Speakers Bureau - Assessment and Treatment of Sleep Disturbances in Military Populations: Cognitive-Behavioral Therapy for Insomnia (CBT-I)

Brief Description:

This two-day workshop provides training in the assessment of military-related sleep disturbance and treatment of insomnia via Cognitive Behavioral Therapy for Insomnia (CBT-I), an evidence-based approach to treating sleep problems. The workshop begins with a broad foundation of normal sleep, including sleep mechanisms and theories, which builds to instruction on sleep-focused differential assessment with a focus on functional analysis. From this perspective, we explore the etiology of insomnia and introduce clinical interventions within a step-by-step CBTI protocol. Experiential and interactive elements develop practical skills for using Stimulus Control, Sleep Restriction, and cognitive therapy. Military case examples are incorporated to illustrate key concepts and techniques. Participants are expected to engage in case discussion and role-plays in class to practice CBT-I techniques, and attendance both days is required.
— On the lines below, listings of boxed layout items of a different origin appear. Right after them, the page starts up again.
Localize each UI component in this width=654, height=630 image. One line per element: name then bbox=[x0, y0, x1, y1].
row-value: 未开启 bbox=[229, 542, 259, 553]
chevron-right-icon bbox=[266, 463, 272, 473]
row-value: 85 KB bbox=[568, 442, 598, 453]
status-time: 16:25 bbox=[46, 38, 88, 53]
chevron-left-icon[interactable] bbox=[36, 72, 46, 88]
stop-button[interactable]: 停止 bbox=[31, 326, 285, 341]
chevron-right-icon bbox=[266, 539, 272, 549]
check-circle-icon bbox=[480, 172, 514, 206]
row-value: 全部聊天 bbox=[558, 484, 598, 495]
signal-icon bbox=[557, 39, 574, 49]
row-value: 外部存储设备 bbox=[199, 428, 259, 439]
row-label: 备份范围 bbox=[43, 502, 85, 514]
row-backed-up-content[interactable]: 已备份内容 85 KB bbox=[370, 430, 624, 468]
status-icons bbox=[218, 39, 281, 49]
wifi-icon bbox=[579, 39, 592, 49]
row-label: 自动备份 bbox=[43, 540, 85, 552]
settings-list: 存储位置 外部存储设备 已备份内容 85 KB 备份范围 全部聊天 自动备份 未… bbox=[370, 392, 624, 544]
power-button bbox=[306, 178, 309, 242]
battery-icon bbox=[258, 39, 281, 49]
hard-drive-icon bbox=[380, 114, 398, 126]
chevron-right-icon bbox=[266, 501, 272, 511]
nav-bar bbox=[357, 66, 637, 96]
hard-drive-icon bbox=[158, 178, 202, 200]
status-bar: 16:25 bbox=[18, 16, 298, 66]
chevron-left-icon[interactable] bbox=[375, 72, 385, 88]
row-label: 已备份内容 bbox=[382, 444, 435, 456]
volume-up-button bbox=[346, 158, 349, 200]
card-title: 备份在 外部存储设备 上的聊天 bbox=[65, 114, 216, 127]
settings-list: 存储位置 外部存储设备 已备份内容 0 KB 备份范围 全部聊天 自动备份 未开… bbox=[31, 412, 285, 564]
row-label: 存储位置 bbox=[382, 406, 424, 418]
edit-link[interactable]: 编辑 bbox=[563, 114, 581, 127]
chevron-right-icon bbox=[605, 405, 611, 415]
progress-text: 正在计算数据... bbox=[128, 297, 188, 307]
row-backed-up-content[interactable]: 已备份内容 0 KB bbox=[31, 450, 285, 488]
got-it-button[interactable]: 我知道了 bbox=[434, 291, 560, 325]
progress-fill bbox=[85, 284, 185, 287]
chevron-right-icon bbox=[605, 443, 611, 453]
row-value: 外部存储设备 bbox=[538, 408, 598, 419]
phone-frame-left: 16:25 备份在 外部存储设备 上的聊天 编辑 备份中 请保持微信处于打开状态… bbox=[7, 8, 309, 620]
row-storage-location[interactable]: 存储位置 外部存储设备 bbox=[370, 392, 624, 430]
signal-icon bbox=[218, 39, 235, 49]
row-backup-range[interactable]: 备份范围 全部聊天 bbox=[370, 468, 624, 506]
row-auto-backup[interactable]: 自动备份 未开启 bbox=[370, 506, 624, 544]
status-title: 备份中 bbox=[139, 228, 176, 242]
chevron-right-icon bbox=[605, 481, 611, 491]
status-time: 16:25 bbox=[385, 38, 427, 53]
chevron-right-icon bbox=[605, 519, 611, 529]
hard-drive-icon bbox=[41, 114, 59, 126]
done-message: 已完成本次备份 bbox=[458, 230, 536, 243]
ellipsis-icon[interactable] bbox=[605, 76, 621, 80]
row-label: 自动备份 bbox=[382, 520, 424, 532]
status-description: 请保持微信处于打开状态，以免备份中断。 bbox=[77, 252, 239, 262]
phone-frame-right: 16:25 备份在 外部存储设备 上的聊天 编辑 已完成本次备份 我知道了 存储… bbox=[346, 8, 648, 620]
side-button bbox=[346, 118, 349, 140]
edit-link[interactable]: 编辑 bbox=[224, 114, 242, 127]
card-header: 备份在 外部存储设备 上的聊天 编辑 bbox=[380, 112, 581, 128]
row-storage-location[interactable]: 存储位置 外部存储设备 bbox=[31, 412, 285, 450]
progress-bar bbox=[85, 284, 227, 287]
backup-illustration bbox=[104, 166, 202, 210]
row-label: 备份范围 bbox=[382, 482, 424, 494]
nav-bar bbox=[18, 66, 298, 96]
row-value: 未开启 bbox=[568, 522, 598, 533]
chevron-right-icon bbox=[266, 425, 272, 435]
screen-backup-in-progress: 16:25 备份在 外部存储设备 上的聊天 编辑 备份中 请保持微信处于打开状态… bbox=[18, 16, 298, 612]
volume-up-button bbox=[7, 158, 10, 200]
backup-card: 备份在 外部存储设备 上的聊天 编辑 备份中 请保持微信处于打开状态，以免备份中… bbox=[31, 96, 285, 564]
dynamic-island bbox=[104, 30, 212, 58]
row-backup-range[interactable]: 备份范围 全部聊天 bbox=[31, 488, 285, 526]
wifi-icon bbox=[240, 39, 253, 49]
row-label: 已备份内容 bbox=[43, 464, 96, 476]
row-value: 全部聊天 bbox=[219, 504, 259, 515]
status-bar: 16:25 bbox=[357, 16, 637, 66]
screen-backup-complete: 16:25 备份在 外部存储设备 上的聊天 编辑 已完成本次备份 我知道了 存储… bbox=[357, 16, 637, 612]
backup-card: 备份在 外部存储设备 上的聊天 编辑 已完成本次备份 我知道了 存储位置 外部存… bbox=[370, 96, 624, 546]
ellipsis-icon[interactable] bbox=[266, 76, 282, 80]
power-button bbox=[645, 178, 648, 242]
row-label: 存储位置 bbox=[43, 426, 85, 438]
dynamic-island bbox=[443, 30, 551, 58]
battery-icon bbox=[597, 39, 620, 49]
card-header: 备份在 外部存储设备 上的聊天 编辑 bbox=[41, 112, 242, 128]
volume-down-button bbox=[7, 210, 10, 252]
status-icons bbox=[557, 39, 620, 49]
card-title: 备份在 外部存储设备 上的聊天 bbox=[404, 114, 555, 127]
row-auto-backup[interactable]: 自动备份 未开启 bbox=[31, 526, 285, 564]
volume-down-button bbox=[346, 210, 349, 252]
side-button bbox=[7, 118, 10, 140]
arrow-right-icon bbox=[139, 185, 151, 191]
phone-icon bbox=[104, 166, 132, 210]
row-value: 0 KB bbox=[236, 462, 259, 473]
Note: This presentation can be presented face-to-face or as a webinar.

Learning Ojectives:

  1. Articulate the prevalence of insomnia experienced by military personnel.
  2. Teach patients the Two-Process (Homeostatic & Circadian) Model of Sleep.
  3. Evaluate the four stages of sleep.
  4. Perform sleep-focused differential assessment.
  5. Plan an appropriate course of CBT-I treatment based on individualized case conceptualization.
  6. Incorporate recommended subjective sleep measures into assessment.
  7. Discriminate between subtypes of insomnia and the symptoms associated with such sleep disturbance.
  8. Communicate basic sleep principles and sleep hygiene to patient using psychoeducation.
  9. Score a patient’s baseline sleep log including calculations of sleep efficiency.
  10. Apply principles of stimulus control to patients with insomnia.
  11. Calculate sleep data to prescribe bedtime and wake time schedule using sleep restriction.
  12. Recommend strategies for implementing individual and group CBT-I.
  13. Employ adaptations of standard cognitive approaches to patients with insomnia.
  14. Justify the role of CBTI in cases of insomnia with co-morbidities.